誰が書くか、書いた内容に責任をもつのは誰か、内容に対して問い合わせが予想されるかなどを考えると、編集者が細かな疑問を呈してはかえってスムーズに行かないジャンルも一部にあり、まさにケースバイケースである。時々のニーズに合わせて根気よく取り組むのだけは、おそらく共通している。

そこへ行くと、自費出版は、あくまで本を出す人が主役だから、その人が満足することが何より大事になる。「そんなにこだわりません」という人もいるかもしれないが、せっかく時間とお金を使うなら、「作ってよかった」と満足できるものにしなければならない。本のイメージにその人らしさが出ていてほしい。そうでなければ意味がないとも思う。

そこで、好きな色を聞いた。以前から存じ上げているその方は、鮮やかな赤が似合う。あまり地味な本にはしたくない。持参したipadで、いろんな色を見ながら、イメージを確認する。そういえば、と言って、気に入りの洋服などもってきてくれる。ビビッドな色。どちらかというと、暖色。内容は専門の話題ながら、誰が読んでも楽しめるもの。ここはひとつ、おしゃれな装丁にしたいところ。考えるだけで、わくわくしてくる。

話しているうちに、夕食時になり、一緒に食事をとったあと、なんとカラオケへ!
歌の好きな人だと、はじめて知った。そして、すこぶる美声。越路吹雪を何曲も続けて歌ったあと、松田聖子、キャンディーズ、ユーミンと懐かしい曲を一緒に歌った。こんな素顔を見せてもらえるのはなんとも楽しい。そして重要な情報でもある。

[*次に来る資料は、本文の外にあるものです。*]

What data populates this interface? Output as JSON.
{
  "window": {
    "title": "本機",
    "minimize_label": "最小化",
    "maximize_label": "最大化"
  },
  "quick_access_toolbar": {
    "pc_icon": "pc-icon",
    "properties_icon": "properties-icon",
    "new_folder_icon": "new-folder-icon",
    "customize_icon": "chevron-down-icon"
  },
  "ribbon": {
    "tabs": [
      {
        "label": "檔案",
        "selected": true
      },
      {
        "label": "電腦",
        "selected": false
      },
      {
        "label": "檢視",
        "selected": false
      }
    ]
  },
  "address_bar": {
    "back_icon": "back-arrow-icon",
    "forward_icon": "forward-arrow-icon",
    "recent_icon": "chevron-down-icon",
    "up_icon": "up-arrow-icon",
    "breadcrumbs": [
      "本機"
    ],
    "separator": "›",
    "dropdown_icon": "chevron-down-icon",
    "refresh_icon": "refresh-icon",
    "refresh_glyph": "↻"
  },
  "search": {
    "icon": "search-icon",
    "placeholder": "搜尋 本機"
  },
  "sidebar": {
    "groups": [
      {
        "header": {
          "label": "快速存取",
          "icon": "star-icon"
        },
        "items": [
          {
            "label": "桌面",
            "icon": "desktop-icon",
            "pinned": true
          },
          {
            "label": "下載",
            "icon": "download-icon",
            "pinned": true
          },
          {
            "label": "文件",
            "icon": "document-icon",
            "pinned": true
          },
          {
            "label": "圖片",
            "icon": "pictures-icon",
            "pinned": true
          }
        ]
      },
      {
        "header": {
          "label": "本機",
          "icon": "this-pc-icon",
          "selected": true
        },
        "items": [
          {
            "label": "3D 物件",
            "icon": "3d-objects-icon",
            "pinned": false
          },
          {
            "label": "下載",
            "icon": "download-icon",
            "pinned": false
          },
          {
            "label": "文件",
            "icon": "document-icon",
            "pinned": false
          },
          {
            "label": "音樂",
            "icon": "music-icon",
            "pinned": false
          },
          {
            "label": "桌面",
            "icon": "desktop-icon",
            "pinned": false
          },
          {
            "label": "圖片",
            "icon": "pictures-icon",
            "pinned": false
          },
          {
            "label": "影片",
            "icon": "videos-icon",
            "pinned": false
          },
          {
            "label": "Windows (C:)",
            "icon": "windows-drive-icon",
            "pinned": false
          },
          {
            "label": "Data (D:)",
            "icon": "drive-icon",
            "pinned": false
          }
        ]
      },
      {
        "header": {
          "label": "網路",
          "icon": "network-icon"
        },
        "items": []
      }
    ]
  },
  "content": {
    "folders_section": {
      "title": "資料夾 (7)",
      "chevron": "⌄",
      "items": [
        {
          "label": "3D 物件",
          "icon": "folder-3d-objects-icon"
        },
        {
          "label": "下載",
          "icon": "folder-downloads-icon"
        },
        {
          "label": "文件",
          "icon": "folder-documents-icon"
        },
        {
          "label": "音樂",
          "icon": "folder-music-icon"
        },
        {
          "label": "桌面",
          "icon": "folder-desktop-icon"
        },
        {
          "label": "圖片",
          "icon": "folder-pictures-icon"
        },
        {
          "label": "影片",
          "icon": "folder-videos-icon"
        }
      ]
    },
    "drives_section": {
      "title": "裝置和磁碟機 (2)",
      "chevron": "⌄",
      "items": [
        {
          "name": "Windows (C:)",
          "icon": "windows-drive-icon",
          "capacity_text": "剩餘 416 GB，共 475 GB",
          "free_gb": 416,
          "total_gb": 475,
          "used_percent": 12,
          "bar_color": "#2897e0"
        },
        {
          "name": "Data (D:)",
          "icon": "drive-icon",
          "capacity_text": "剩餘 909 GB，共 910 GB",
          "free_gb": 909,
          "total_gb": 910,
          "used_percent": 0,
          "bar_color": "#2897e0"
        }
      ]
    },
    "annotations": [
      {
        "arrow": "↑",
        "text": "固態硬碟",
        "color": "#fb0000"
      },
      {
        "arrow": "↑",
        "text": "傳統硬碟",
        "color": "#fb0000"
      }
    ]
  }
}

帰宅してから、何となく音楽が聴きたくなって、布施明のCDを聴きながら眠る。母を連れて何度かコンサートに行ったことがあった。昔の曲は、今ふうの「君と僕」しか出てこない歌とちがって、ストーリーがあって素敵だった。

世界的な美女オリビア・ハッセーとの結婚やアメリカでの歌手活動など、普通の人にはない経験をしたはずなのに、苦労話ゼロであっさりしているのは東京っ子(府中だけど)らしい。悪ノリして「君は薔薇より美しい」を、大きな扇子を振り回して踊りながら歌ったり、妙なひとり芝居を含む演出も毎回楽しい。しかし還暦すぎてもよほどトレーニングをしているらしく、カンツォーネ歌手ばりの「Time to Say Good-Bye」など、決めるところは決めてくれる。

誰かの好きなものを知ることは、自分の好きなものを思い出させてくれる。
あとで、「実は聖子ちゃんより明菜派なので、次回は明菜ちゃんを歌いましょう!」とメールが来ていた。
次にお会いするのが楽しみである。